Hacker News new | ask | show | jobs
by forgotusername 4982 days ago
> but if you can put in any data you want, you could poison the compression enough to put it into a bad state -- one where effectively nothing compresses properly, and you end up with your own data completely in the clear.

This sounds interesting, and completely counter to my understanding of how compression works.. I thought CRIME's innovation was to exploit compression ratios as a proxy for cleartext. Poking a compressor into emitting probabilistically assigned bit-aligned symbols that happen to correspond to its input seems unlikely.

2 comments

A lot of compression algorithms use fixed size dictionaries over a window. Let's take the canonical example of zlib/gzip, which does this.

With careful control over the data, you could make it so no dictionary lookup would ever succeed. This would mean no strings would ever be eliminated through backreferences.

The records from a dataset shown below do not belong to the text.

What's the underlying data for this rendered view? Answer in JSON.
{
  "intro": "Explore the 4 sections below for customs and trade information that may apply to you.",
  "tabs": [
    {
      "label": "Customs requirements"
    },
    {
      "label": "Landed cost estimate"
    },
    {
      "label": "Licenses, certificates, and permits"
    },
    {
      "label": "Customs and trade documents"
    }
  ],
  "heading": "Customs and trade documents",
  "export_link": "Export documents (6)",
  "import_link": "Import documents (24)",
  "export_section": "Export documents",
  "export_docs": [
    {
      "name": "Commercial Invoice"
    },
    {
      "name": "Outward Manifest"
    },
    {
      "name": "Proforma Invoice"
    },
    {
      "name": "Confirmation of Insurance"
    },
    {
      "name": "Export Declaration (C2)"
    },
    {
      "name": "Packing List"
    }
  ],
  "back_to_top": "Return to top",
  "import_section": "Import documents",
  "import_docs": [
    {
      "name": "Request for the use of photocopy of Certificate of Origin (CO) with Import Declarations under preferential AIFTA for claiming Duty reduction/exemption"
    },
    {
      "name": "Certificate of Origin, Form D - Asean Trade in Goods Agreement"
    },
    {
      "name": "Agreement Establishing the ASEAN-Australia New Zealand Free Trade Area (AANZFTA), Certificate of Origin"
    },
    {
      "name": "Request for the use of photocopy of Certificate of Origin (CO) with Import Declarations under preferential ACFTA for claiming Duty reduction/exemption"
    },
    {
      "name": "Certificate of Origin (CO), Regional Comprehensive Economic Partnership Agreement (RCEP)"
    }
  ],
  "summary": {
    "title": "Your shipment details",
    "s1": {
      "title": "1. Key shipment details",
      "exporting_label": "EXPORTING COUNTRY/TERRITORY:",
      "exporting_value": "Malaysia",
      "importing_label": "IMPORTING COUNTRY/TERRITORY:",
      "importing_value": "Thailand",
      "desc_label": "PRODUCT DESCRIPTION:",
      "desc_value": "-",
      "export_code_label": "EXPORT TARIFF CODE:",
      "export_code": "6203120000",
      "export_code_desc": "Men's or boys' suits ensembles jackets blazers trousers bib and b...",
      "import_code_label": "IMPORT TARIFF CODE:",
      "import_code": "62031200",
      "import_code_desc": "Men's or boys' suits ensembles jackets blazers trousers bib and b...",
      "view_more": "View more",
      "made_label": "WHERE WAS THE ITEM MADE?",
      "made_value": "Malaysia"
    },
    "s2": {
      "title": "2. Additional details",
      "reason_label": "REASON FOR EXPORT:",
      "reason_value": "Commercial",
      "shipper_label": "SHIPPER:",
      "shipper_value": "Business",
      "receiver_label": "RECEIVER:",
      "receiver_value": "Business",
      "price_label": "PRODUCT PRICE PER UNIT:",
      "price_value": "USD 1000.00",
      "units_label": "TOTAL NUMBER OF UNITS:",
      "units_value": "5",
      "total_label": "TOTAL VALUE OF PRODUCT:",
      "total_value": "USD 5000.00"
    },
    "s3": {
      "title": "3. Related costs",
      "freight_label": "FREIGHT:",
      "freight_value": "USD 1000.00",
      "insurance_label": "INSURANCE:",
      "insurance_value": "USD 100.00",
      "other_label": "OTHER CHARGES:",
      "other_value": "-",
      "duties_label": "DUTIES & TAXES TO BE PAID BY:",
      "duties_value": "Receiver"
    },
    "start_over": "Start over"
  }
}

Most also have a minimum match length, making your life a bit easier here. Most also are outputting encoded streams that basically a little decompression VM (IE literal, 0, backreference, 255 bytes ago, size 30). Because of this, they will not eliminate duplicates where the match is too small (only 2 bytes).

This will get you past the duplicate elimination phase, but not the huffman phase.

Getting past the huffman phase is harder. To get it to output a stored block, you have to convince it the raw literal length of the block will end up less than the length of the block as encoded.

For zlib, we have opt_len = (sizeof (compressed data in bits) + sizeof (huffman tree in bits ) + 3 + 7) / 8

if (stored_len+4 <= opt_lenb) use stored block

So you do have some chance to beat it by messing with the probability distributions, and do get a little leeway.

On the plus side, you only need to mess with the probability for a single zlib block, not the whole shebang.

If you can put arbitrary content into data to be compressed and don't have any real length limits (<1MB or so, probably) then skewing the probabilities to have the compressor spit out the data you want is pretty straightforward. I'll write a blog post on that at some point, as it's a technique I abuse in a couple places.